“They’ve got physical numbers on a piece of paper. It’s about control, manipulation, and coercion.”
Can you guess the speaker, or the context of that remark? Here are some hints: It involves shredded documents, a whistle-blower, and (potential) federal intervention. But before you reach for the obvious, know that it also involves radar guns, cameras, and masked men.
The speaker was Phil Janssen, who until last January oversaw the umpires of Major League Baseball (MLB), and who has spent a decade looking at ways to improve officiating. His comments to the National Labor Relations Board were merely the latest chapter in the sorry saga of Questec, an umpire-evaluation system that has become a hotly contested issue within MLB — one rife with lessons about the many ways that things can go wrong when technology, management, and those “physical numbers on a piece of paper” intersect.

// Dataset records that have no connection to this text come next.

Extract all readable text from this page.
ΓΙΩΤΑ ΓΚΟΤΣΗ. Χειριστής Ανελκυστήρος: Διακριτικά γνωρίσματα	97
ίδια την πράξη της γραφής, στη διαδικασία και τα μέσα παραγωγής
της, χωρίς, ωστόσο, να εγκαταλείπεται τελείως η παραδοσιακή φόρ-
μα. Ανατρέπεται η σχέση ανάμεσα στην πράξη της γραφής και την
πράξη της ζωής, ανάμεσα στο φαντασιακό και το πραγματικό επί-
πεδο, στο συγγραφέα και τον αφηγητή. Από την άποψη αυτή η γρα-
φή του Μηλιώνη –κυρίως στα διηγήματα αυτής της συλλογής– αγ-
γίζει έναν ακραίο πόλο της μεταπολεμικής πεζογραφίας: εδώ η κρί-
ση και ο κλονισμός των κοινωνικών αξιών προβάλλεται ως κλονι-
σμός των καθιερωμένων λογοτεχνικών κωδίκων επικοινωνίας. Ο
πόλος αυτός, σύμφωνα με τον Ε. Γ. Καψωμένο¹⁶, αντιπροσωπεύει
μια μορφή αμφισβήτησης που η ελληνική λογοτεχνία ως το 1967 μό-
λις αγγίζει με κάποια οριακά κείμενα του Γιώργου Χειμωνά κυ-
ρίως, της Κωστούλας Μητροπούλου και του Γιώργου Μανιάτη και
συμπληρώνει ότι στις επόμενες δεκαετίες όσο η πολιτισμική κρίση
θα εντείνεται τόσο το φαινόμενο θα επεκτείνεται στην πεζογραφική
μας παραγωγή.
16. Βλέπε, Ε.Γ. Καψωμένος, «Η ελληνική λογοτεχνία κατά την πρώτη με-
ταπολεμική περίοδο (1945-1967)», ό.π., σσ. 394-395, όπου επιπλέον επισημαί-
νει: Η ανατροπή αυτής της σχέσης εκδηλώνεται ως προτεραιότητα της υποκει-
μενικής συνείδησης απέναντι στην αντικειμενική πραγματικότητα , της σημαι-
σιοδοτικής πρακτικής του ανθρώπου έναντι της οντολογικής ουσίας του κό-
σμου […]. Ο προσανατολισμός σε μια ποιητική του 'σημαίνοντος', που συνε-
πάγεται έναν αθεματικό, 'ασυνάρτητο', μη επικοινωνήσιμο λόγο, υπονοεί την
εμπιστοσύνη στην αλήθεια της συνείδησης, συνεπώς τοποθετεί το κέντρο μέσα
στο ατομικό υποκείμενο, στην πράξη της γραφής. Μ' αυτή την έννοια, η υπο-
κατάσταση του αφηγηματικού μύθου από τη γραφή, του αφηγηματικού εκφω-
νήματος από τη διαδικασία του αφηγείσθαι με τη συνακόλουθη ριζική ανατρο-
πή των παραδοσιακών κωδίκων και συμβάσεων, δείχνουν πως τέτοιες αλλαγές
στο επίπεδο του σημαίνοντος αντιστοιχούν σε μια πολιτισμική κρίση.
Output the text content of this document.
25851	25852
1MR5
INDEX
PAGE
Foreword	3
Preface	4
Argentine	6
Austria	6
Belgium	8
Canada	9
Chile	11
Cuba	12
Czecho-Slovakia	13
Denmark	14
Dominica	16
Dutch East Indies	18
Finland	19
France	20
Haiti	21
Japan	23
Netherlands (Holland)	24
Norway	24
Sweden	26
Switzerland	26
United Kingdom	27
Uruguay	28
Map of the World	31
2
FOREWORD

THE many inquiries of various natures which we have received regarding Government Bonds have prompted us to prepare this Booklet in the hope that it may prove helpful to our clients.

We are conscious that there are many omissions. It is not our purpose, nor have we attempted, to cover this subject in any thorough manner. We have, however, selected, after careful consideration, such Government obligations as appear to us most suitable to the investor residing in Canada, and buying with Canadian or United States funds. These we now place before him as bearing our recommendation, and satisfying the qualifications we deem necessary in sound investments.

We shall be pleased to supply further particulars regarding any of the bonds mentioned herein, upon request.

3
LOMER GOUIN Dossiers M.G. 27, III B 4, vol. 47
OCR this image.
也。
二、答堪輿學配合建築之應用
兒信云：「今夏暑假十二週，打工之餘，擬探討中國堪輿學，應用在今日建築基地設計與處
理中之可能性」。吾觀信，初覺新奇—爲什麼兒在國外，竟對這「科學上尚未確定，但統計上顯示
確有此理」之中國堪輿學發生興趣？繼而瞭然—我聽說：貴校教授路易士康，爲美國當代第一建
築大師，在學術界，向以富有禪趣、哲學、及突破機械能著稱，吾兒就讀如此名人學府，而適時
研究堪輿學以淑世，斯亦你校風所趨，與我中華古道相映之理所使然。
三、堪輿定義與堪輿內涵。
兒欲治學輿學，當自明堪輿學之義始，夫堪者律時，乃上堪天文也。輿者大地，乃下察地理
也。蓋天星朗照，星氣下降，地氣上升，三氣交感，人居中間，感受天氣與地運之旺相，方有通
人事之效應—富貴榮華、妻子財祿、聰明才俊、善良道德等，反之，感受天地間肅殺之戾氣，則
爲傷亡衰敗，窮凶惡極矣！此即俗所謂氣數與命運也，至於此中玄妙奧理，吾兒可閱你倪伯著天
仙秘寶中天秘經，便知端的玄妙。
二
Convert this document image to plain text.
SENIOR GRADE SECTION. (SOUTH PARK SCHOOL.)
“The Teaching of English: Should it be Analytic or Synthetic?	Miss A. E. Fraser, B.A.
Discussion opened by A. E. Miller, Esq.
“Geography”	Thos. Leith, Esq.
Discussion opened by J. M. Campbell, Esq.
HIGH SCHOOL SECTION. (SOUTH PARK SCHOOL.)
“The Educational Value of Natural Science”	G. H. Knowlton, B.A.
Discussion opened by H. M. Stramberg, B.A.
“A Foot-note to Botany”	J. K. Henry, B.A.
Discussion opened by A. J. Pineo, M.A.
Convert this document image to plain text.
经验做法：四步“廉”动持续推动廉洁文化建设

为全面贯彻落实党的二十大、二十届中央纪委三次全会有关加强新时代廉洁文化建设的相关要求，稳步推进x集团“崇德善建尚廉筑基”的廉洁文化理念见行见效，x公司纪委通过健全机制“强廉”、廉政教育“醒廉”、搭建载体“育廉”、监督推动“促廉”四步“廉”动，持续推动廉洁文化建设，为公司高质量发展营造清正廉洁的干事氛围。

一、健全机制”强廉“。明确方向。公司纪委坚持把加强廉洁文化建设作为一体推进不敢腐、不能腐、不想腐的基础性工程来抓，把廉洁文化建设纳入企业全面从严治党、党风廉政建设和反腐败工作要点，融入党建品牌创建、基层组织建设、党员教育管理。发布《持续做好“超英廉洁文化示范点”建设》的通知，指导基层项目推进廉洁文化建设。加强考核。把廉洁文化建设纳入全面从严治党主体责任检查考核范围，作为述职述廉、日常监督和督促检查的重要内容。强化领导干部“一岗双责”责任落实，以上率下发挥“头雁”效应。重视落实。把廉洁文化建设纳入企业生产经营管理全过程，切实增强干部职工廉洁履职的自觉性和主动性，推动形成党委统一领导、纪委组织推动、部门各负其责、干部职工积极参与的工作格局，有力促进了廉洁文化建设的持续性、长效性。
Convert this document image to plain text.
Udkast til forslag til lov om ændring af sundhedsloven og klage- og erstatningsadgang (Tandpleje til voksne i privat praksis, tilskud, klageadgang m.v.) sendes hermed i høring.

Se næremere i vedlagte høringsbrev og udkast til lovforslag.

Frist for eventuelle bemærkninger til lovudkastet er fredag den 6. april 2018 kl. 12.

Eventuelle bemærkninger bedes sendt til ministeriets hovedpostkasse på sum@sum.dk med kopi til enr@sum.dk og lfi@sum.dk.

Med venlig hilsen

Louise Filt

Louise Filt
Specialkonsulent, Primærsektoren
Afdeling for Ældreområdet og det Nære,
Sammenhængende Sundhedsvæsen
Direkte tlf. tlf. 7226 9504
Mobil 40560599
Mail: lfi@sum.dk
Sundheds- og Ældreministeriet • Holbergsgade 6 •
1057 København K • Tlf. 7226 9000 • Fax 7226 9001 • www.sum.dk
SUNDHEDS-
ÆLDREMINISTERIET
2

Questec is billed (by the eponymous company that provides it) as an “umpire information system” comprising “measurement, replay, and analysis products.” That is, cameras, computers, and software are used in combination to assess how accurately umpires call balls and strikes. When MLB first began using the system, it was positioned as a teaching tool, a way to help umps understand which kinds of pitches tend to get called incorrectly. But Questec is capable of spitting out reports and rankings, and that proved hard to ignore, especially for a numbers-loving game like baseball. Soon a dispute broke out over whether the plumb home-plate umpiring assignment for the All-Star game should go to the umpire with the highest Questec rating. That led to allegations of document-shredding, hush money, and sundry other dealings that have provided fodder for sports columnists while reinforcing the sense that the true national pastime is litigation.
There isn’t a CFO in the land who’s oblivious to potential disruptions that can occur when technology, numerical analysis, performance measurement, and change management come into play simultaneously. The old saw “You can’t manage what you can’t measure” often gets turned on its head whenever technology provides data that didn’t exist before. When you have the capability to know what Websites your employees visit each day, or which employee processes the most invoices, or which business unit has shown the best year-on-year improvement, your job has just begun. The combination of the new and the incontrovertible holds an allure as potent as that of the corked bat, but hard numbers do not guarantee easy decisions.
That MLB leaders can now, thanks to technology, prove that an umpire calls X percent of the pitches he sees incorrectly doesn’t solve anything. In fact, it creates a situation in which MLB may make a colossal error thanks to an error-free system. No doubt the Questec brouhaha will make for an excellent business-school case study once the dust is swept off home plate. In the meantime, it provides a cautionary tale for any organization that confuses data with intelligence.